Scientific progress in physics and mathematics has led to the development of efficient technology for communicating and distributing information in the 20th century. This technology forms one of the cornerstones of information society and our global economy, which are highly reliant on secure methods to transfer and distribute information quickly. To satisfy ever-increasing demands for speed and security, encryption and communication methods are constantly improved and there is an ongoing effort to develop corresponding technology further.

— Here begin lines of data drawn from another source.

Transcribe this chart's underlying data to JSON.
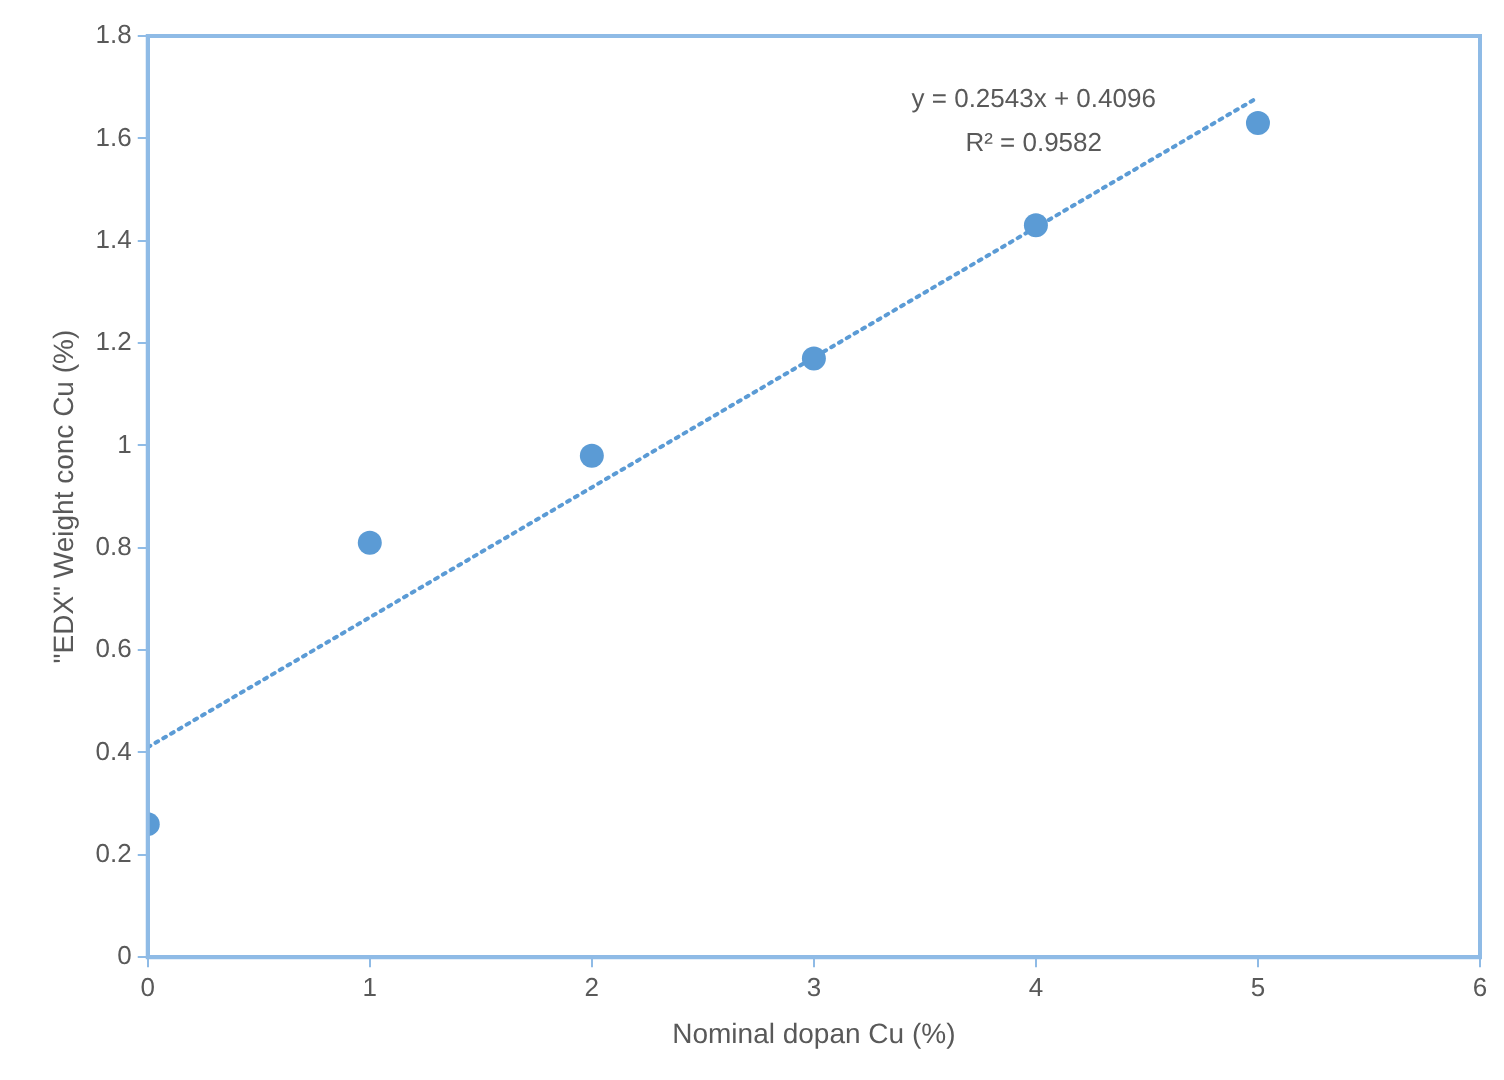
{
  "chart_data": {
    "type": "scatter",
    "xlabel": "Nominal dopan Cu (%)",
    "ylabel": "\"EDX\" Weight conc Cu (%)",
    "x": [
      0,
      1,
      2,
      3,
      4,
      5
    ],
    "series": [
      {
        "type": "scatter",
        "color": "#5b9bd5",
        "values": [
          0.26,
          0.81,
          0.98,
          1.17,
          1.43,
          1.63
        ]
      },
      {
        "type": "line",
        "color": "#5b9bd5",
        "x": [
          0,
          5
        ],
        "values": [
          0.41,
          1.68
        ],
        "line_style": "dotted",
        "marker": "none"
      }
    ],
    "annotations": [
      "y = 0.2543x + 0.4096",
      "R² = 0.9582"
    ],
    "marker": "circle",
    "grid": false,
    "legend": false,
    "xlim": [
      0,
      6
    ],
    "xticks": [
      0,
      1,
      2,
      3,
      4,
      5,
      6
    ],
    "ylim": [
      0,
      1.8
    ],
    "yticks": [
      0,
      0.2,
      0.4,
      0.6,
      0.8,
      1,
      1.2,
      1.4,
      1.6,
      1.8
    ]
  }
}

Classical information theory is not usually part of a physics undergraduate degree course. The theory assumes simple classical properties of physical systems and based on those a largely mathematical theory of information is established. The obtained results are independent of the chosen implementation and its physical details. However, one still has to acknowledge that information is physical, that is information carriers, senders, and receivers obey the laws of physics. The notion of quantum information comes about since it turns out that the rules of quantum mechanics violate some of the basic physics assumptions in classical information theory. The consequences of this are many, ranging from improved channel capacities, the possibility of physically secure communication protocols, to invalidating some beliefs about the security of classical communication protocols.

So far the approach followed in this book was to assume idealized physical systemswhich perfectly implement qubits and then demonstrate how quantum computing algorithms can be realized using perfect qubits. Error correction and fault tolerance were only mentioned briefly.